Last week I did a webinar for hundreds of Harvard Business School alumni, titled Can I stand out in the talent glut? The presentation was largely based on the ideas and methods that I talk about in How Can I Change Careers? (Which, by the way, isn’t just for career changers. It’s for anyone who wants to stand out.)

Talent glut? Yep — and you’re part of that big clog of talent stuck in the Employment System, trying to land a job. Big bucks are conspiring to keep you from getting together with the manager who needs to hire you — and HR departments are playing along. In fact, they’re paying along, to the tune of billions of bucks.

Listen to the audio (approximately 7 minutes), and please chime in on the discussion:

Why is it so hard to stand out? Simple: Everyone is dumbing down, pretending jobs come from key words and databases. And employers have come to believe that the more they spend acting stupid, the more successful they’ll be!

In the next post, we’ll get more specific — we’ll “run the numbers” and listen to a little more audio. But they’re not my numbers. Though I’m not a number-crunchin’ guy, I know that if I just wait long enough, there’s an Ask The Headhunter subscriber out there who will step up to help. And one did.

An experienced CEO named Mike, with a specialization in finance, actually ran the numbers for me, after he got burned by one of the job boards — TheLadders. After wasting 14 months applying for between 600-700 C-level jobs on TheLadders, he now describes that “exclusive” service for “$100k+ jobs” as “a long-shot Powerball lottery tucked inside a well-oiled public relations machine.”

(Maybe Ladders CEO Marc Cenedella would like to use that line in one of the daily e-mails he blasts out to all those C-level executives who pay him for lottery tickets every month.)

We’ll cover Mike’s scathing analysis in the next post, but this isn’t about TheLadders.

This is about Can you stand out in the talent glut? By the time we got done with the webinar last week, lights seemed to flicker on in a lot of Harvard MBA heads: This ain’t rocket science.

So stick around. We’ll talk about the daunting challenges you face landing that next job, and we’ll talk about getting past them. (And you don’t have to be an MBA or a C-level exec to understand it.) You might be surprised at what works, but you probably already know what doesn’t.
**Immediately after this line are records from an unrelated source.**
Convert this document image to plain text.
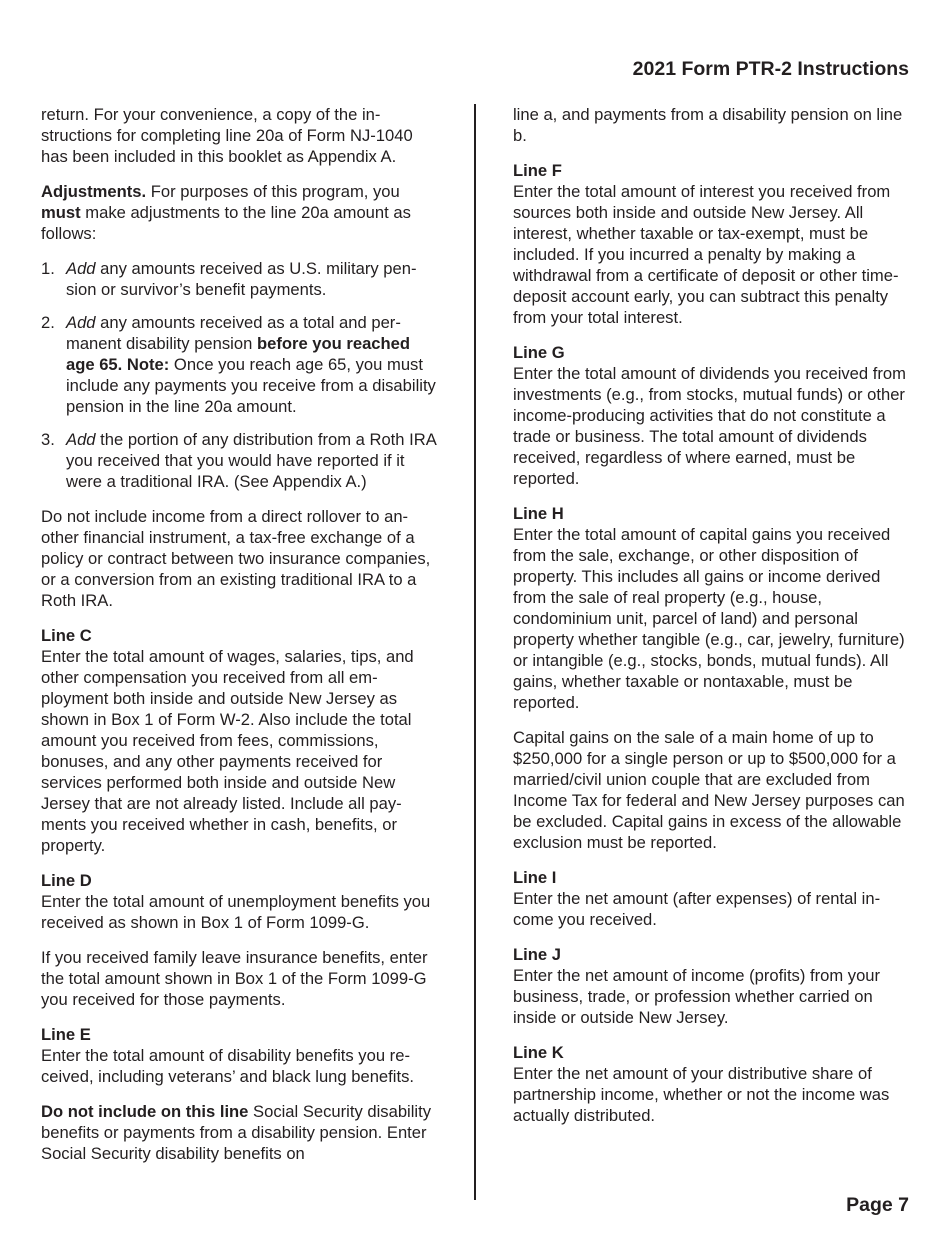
2021 Form PTR-2 Instructions

return. For your convenience, a copy of the instructions for completing line 20a of Form NJ-1040 has been included in this booklet as Appendix A.

Adjustments. For purposes of this program, you must make adjustments to the line 20a amount as follows:

1. Add any amounts received as U.S. military pension or survivor’s benefit payments.
2. Add any amounts received as a total and permanent disability pension before you reached age 65. Note: Once you reach age 65, you must include any payments you receive from a disability pension in the line 20a amount.
3. Add the portion of any distribution from a Roth IRA you received that you would have reported if it were a traditional IRA. (See Appendix A.)

Do not include income from a direct rollover to another financial instrument, a tax-free exchange of a policy or contract between two insurance companies, or a conversion from an existing traditional IRA to a Roth IRA.

Line C

Enter the total amount of wages, salaries, tips, and other compensation you received from all employment both inside and outside New Jersey as shown in Box 1 of Form W-2. Also include the total amount you received from fees, commissions, bonuses, and any other payments received for services performed both inside and outside New Jersey that are not already listed. Include all payments you received whether in cash, benefits, or property.

Line D

Enter the total amount of unemployment benefits you received as shown in Box 1 of Form 1099-G.

If you received family leave insurance benefits, enter the total amount shown in Box 1 of the Form 1099-G you received for those payments.

Line E

Enter the total amount of disability benefits you received, including veterans’ and black lung benefits.

Do not include on this line Social Security disability benefits or payments from a disability pension. Enter Social Security disability benefits on

line a, and payments from a disability pension on line b.

Line F

Enter the total amount of interest you received from sources both inside and outside New Jersey. All interest, whether taxable or tax-exempt, must be included. If you incurred a penalty by making a withdrawal from a certificate of deposit or other time-deposit account early, you can subtract this penalty from your total interest.

Line G

Enter the total amount of dividends you received from investments (e.g., from stocks, mutual funds) or other income-producing activities that do not constitute a trade or business. The total amount of dividends received, regardless of where earned, must be reported.

Line H

Enter the total amount of capital gains you received from the sale, exchange, or other disposition of property. This includes all gains or income derived from the sale of real property (e.g., house, condominium unit, parcel of land) and personal property whether tangible (e.g., car, jewelry, furniture) or intangible (e.g., stocks, bonds, mutual funds). All gains, whether taxable or nontaxable, must be reported.

Capital gains on the sale of a main home of up to $250,000 for a single person or up to $500,000 for a married/civil union couple that are excluded from Income Tax for federal and New Jersey purposes can be excluded. Capital gains in excess of the allowable exclusion must be reported.

Line I

Enter the net amount (after expenses) of rental income you received.

Line J

Enter the net amount of income (profits) from your business, trade, or profession whether carried on inside or outside New Jersey.

Line K

Enter the net amount of your distributive share of partnership income, whether or not the income was actually distributed.

Page 7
(Anybody want to take a guess what our friend Mike calculated are the odds that a Ladders member will actually land a C-level job through TheLadders? Harvard folks who attended the webinar: Please keep it under your hat for just a little bit, and let others take a stab at Mike’s estimate!)

[UPDATE: For more audio from the Harvard Business School webinar, and for the odds of landing a C-level job through TheLadders, see TheLadders: A long-shot Powerball lottery tucked inside a well-oiled PR machine.]
  1. Hi,

    I liked you speech but it doesn’t appear to be all there and I would like to hear the end of it!



  2. Thanks, Terry, but the presentation was an hour long – far too much to post. I plan to post some additional clips that cover specific topics I’d like to discuss here on the blog.

  3. My guess at the odds. 100:1 no wait too high…. 500:1, nah.

    My guess 1000:1

    Heh, it’ll still probably be too low.

  4. It sounds like my situation, but at a different level. I am “old school”, where you went out to meet the people in charge when searching for a job. After a year of bull crap internet “tests” and applications that ask the same thing over and over I am changing my strategy to cornering the person in charge and letting them judge me rather than a HR paper pusher.
    I took my dad (who was visiting from out of town) along to a “computer interview” and when I left the interview he asked how it went. I told him they asked if I ever lied to him as a teenager. We got the biggest laugh out of that and I hope they don’t call me for a job!
    Businesses are missing out on some really talented people by herding them like cattle through a process they have been led to believe works.
    And they wonder where government leaders get their policies and practices.

  5. One’s ability to stand out from the crowd is in direct proportion to the size of the crowd. If you are no more than digital dregs in an Applicant Tracking System/Resume Datebase (Nick’s technical term for this is ‘swill pot’), your chances ain’t that hot.

  6. Is there a follow up audio to this. This only seems to be an excerpt.

  7. Hello, my name is Joseph Di Marco and I am retired from full time employment. However, I enjoy being active in the selling arena and am interested in your program.
    I have been successful in every area of employment and self employment, and would look forward to learning what it is you have to sell and to whom it is offered. I am very selective in what I choose to do, so if you would be interested in a person that demands success, please get back to me with your info.